Le principal sondeur Sir John Curtice a repéré une tendance inquiétante pour le parti travailliste dans les résultats désastreux des élections locales qui inquiétera probablement Sir Keir Starmer. Le parti du Premier ministre a été durement touché après avoir perdu 204 conseillers du jour au lendemain, le parti Reform UK de Nigel Farage ayant remporté triomphalement des centaines de sièges au Mur rouge.

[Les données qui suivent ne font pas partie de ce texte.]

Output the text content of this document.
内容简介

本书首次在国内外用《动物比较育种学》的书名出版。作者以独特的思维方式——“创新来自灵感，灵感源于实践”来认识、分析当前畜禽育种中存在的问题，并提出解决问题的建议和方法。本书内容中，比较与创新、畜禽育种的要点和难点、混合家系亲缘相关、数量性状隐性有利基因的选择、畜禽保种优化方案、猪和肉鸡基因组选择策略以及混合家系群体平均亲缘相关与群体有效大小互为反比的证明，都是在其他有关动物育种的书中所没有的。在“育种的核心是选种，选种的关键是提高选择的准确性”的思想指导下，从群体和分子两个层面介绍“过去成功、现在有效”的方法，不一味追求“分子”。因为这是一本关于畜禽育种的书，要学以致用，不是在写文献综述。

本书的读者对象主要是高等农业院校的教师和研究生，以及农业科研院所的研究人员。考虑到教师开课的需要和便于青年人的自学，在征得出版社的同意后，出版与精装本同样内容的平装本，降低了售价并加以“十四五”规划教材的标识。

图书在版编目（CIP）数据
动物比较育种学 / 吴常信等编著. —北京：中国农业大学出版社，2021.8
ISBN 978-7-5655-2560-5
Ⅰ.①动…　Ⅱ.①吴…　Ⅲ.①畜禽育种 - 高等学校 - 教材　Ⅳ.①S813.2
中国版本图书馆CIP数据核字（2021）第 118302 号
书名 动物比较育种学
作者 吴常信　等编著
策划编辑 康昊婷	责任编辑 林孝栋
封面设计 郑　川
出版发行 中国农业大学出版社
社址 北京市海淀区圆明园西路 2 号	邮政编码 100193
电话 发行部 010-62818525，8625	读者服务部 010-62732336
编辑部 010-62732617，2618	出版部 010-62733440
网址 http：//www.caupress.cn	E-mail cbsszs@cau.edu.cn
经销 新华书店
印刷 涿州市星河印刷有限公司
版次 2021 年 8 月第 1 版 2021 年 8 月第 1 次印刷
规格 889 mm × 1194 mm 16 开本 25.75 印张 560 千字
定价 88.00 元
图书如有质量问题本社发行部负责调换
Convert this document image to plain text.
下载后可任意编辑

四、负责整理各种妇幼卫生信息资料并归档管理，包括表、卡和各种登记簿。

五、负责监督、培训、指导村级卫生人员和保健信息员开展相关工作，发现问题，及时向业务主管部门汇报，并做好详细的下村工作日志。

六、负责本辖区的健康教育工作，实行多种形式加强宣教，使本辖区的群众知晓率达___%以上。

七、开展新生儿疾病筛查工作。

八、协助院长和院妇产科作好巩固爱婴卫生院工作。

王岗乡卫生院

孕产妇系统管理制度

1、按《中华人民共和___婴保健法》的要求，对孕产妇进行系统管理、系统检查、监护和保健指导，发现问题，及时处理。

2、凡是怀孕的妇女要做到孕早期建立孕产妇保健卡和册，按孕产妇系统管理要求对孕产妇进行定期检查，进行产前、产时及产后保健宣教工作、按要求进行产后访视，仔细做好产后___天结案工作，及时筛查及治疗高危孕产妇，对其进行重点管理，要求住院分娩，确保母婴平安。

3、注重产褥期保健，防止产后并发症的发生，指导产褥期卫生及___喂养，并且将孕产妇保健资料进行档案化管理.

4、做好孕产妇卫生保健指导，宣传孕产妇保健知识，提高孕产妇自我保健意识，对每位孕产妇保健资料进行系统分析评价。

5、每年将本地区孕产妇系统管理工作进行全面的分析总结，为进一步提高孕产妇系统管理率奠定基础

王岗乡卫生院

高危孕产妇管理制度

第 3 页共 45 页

La situation, déjà désastreuse, risque de s’aggraver vendredi, lorsque la plupart des autres autorités locales publieront leurs résultats. On s’attend à ce que le travail soit écrasé dans d’anciens pays centraux comme le Pays de Galles. Dans une évaluation pour la BBC, Sir John a déclaré que les réformistes « sont certainement les gagnants » après avoir remporté 30 % des sièges au conseil déclarés jusqu’à présent.
Il a déclaré que les travaillistes et les conservateurs avaient « subi une forte baisse de soutien », le parti au pouvoir ayant perdu 19 points de voix par rapport à 2024.
Mais ce qui est encore plus inquiétant pour le Premier ministre, c’est que le professeur de politique à l’université de Strathclyde a déclaré : « La baisse a été particulièrement forte dans les endroits où le parti était auparavant le plus fort et dans les quartiers où de nombreuses personnes s’identifient comme musulmanes. »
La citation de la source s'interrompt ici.